Canvas includes a built in dynamic throttling mechanism to prevent a single user from abusing the system and causing adverse effects for others. It works by having a rate limit, and a cost for every request. Each request subtracts from your quota, and the quota is automatically replenished over time. In the event that your API request is throttled, you will receive a 403 Forbidden (Rate Limit Exceeded) response. Your application should be prepared for this error, and retry the request at a later time.

To assist applications with planning, every request will return a X-Request-Cost header that is a floating point number of the amount that request deducted from your remaining quota. If throttling is applicable to this request, there will also be a X-Rate-Limit-Remaining header of your remaining quota.

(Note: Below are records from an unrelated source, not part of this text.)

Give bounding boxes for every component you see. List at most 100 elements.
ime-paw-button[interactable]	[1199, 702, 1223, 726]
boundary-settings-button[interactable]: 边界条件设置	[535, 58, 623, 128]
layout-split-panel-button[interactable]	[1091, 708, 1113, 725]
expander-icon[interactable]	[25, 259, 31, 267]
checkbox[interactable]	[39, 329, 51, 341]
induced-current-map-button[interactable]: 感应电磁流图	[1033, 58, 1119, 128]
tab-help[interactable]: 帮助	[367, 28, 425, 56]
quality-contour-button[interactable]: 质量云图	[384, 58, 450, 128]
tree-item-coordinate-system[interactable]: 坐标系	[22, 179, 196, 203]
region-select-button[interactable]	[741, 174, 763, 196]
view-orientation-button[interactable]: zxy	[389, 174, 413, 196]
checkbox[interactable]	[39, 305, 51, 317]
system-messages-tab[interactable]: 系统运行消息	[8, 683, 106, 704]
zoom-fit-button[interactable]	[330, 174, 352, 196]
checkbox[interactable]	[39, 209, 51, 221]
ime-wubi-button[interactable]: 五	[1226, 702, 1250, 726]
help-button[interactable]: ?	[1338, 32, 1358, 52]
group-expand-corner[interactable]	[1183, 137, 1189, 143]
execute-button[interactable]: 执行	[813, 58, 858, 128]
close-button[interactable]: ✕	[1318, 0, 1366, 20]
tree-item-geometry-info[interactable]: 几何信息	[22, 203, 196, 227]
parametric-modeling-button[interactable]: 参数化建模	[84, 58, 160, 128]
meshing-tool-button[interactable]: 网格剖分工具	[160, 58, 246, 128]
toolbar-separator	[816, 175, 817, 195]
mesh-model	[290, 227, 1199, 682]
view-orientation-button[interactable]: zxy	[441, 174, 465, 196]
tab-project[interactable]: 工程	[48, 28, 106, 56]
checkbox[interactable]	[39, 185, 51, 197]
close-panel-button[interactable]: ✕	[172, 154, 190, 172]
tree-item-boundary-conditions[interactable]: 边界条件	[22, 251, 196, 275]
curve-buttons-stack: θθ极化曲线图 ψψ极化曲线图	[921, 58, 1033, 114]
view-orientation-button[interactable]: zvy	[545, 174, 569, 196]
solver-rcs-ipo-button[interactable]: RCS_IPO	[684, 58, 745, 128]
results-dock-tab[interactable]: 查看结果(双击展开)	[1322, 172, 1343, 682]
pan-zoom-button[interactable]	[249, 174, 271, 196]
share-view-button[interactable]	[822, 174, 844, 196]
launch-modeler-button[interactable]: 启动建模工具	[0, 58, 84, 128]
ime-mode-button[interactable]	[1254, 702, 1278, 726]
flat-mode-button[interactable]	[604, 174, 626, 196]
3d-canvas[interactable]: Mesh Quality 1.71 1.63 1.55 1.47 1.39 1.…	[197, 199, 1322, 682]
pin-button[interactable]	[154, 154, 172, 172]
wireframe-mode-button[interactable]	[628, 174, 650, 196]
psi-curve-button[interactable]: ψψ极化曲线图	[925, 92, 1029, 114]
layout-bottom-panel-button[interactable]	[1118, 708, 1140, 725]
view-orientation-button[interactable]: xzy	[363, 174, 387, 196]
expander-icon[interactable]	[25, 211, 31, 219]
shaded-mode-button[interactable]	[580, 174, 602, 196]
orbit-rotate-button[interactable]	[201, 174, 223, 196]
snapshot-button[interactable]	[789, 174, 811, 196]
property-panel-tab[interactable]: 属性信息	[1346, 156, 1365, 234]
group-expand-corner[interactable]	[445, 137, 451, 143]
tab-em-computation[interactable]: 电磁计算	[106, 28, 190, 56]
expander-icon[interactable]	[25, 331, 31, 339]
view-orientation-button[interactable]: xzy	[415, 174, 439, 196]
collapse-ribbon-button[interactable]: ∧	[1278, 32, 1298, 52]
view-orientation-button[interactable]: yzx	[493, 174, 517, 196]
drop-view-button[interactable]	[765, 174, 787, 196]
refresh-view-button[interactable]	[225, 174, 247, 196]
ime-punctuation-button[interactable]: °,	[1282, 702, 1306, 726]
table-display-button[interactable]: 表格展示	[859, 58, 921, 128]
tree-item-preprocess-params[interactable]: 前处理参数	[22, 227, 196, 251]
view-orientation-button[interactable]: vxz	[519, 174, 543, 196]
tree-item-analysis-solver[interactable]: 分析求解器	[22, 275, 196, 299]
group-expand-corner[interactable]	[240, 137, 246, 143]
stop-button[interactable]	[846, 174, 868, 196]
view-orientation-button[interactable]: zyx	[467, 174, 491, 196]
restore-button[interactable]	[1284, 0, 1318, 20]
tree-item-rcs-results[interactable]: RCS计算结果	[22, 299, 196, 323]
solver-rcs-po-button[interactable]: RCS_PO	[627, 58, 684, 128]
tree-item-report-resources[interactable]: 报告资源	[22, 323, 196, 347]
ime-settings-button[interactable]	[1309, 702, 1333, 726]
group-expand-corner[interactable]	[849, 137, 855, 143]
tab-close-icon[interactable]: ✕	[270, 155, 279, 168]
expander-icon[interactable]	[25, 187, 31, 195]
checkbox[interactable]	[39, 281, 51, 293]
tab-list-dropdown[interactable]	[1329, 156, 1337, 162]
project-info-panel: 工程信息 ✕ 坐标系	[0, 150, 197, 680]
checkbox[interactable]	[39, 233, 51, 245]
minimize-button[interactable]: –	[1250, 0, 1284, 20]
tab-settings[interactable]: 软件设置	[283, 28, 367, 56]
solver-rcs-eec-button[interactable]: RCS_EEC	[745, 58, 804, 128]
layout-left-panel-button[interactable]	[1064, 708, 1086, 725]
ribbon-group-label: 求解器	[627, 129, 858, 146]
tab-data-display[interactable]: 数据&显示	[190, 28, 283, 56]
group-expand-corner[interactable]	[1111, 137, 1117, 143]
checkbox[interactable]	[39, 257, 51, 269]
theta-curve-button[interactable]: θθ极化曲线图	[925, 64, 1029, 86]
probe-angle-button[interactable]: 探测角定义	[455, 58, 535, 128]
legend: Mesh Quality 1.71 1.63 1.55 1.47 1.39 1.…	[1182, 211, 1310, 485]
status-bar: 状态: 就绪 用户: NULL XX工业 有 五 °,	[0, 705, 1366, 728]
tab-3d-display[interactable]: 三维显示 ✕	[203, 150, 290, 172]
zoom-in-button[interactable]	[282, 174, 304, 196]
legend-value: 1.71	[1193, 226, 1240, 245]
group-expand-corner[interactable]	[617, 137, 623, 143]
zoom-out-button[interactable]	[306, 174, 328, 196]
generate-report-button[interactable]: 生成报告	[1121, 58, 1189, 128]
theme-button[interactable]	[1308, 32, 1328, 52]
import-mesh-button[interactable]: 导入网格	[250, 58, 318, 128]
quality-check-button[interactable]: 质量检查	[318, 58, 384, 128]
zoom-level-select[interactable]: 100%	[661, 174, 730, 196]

Since the cost of a request is roughly based on the amount of time it takes to process, and the quota (by default) replenishes at a rate faster than real-time, any API client that makes no more than one simultaneous request is unlikely to be throttled. Parallel requests are subject to an additional pre-flight penalty to prevent a large number of incoming requests being able to bring the system down before their cost is counted against their quota. As soon as each request finishes, the pre-flight penalty is credited back to the quota, and only the actual cost of the request is counted.

For applications that go through the OAuth flow and obtain an access token for each user, each access token has its own quota, and the developer need not be concerned with requests from one user causing another user to be throttled.